2016年2月1日

待春や山のぐるりの道しづか

大山崎――

淀川へと大きく突き出したような天王山のその姿から、そう名付けられたという。山城国と摂津国の境に位置し、地形的にも京都盆地と大阪平野のつながる隘路部にあたるこの地には、西国街道という大きな道路が通り、かつてより大いに栄え、そのためたびたび歴史のスポットライトを浴びることとなった。

そんな大山崎の地も、明治新政府が樹立してようやく表舞台から身を引いたようである。お疲れさま、と言いたくなるけど、それを言うのはあまりにも畏れ多い。
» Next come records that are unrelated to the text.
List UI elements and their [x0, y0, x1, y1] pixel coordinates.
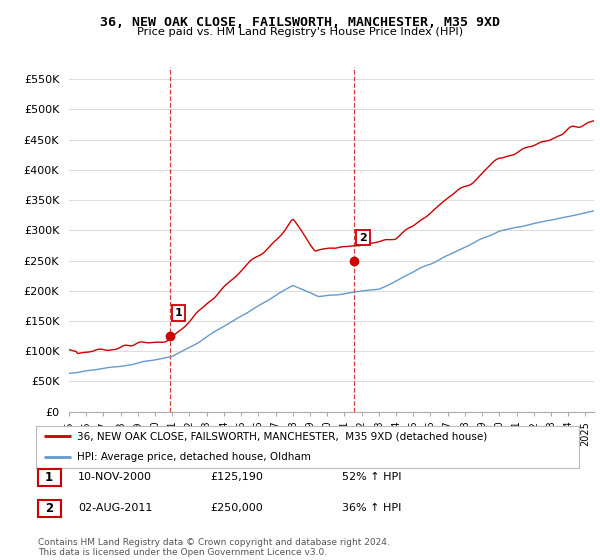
Text: 1: 1	[45, 471, 53, 484]
Text: 52% ↑ HPI: 52% ↑ HPI	[342, 472, 401, 482]
Text: 1: 1	[175, 308, 182, 318]
Text: 2: 2	[359, 232, 367, 242]
Text: 36, NEW OAK CLOSE, FAILSWORTH, MANCHESTER, M35 9XD: 36, NEW OAK CLOSE, FAILSWORTH, MANCHESTE…	[100, 16, 500, 29]
Text: Price paid vs. HM Land Registry's House Price Index (HPI): Price paid vs. HM Land Registry's House …	[137, 27, 463, 37]
Text: 10-NOV-2000: 10-NOV-2000	[78, 472, 152, 482]
Text: 36, NEW OAK CLOSE, FAILSWORTH, MANCHESTER,  M35 9XD (detached house): 36, NEW OAK CLOSE, FAILSWORTH, MANCHESTE…	[77, 431, 487, 441]
Text: 2: 2	[45, 502, 53, 515]
Text: 02-AUG-2011: 02-AUG-2011	[78, 503, 152, 513]
Text: £250,000: £250,000	[210, 503, 263, 513]
Text: £125,190: £125,190	[210, 472, 263, 482]
Text: Contains HM Land Registry data © Crown copyright and database right 2024.
This d: Contains HM Land Registry data © Crown c…	[38, 538, 389, 557]
Text: 36% ↑ HPI: 36% ↑ HPI	[342, 503, 401, 513]
Text: HPI: Average price, detached house, Oldham: HPI: Average price, detached house, Oldh…	[77, 452, 311, 462]
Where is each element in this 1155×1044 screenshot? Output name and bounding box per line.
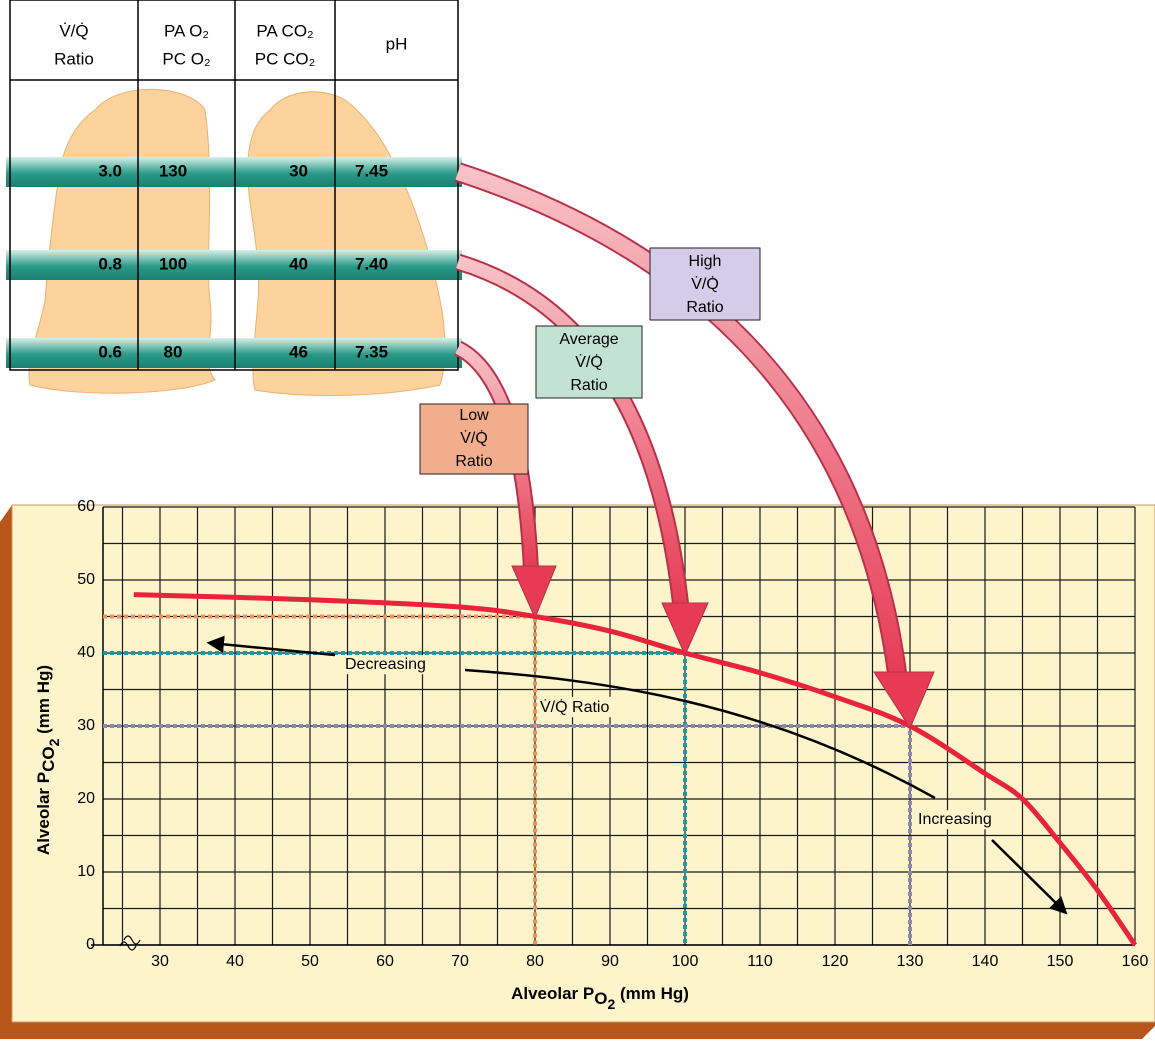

現代のこの地に生まれ日々を送る身としては、静かな住宅の立ち並ぶ自然豊かな町であるここがかつてそのような地であっただなんて俄には信じがたいのだけれども、いまでは車や鉄道が人々の往来を担っていると考えれば少しは得心がゆく。確かにこの町には、国道や複数の高速道路・鉄道路線、新幹線さえもが通っている。いまも昔も少なくとも、交通の要衝であることには変わりないのである。

いや、少し嘘をついた。歴史の痕跡なんて、ちょっと散歩をしただけでもそこら辺に転がっていることに気づく。現代に生まれ、育っているけれども、昔のこの地の面影をちゃんと感じて生きている。なんて、こんな書き方したらこれこそ嘘っぽいけど、大山崎がかつて栄えていただなんて信じられない、なんて、つゆほども思っておりません。これは、本当。

京都府乙訓郡大山崎町(おとくにぐん おおやまざきちょう)。これが、僕の住んでいるところの、いまの名前。2月の29日間、奔放で、気ままで、ちょっぴり奥深い、そんな僕の散歩にお付き合い、していただけませんか。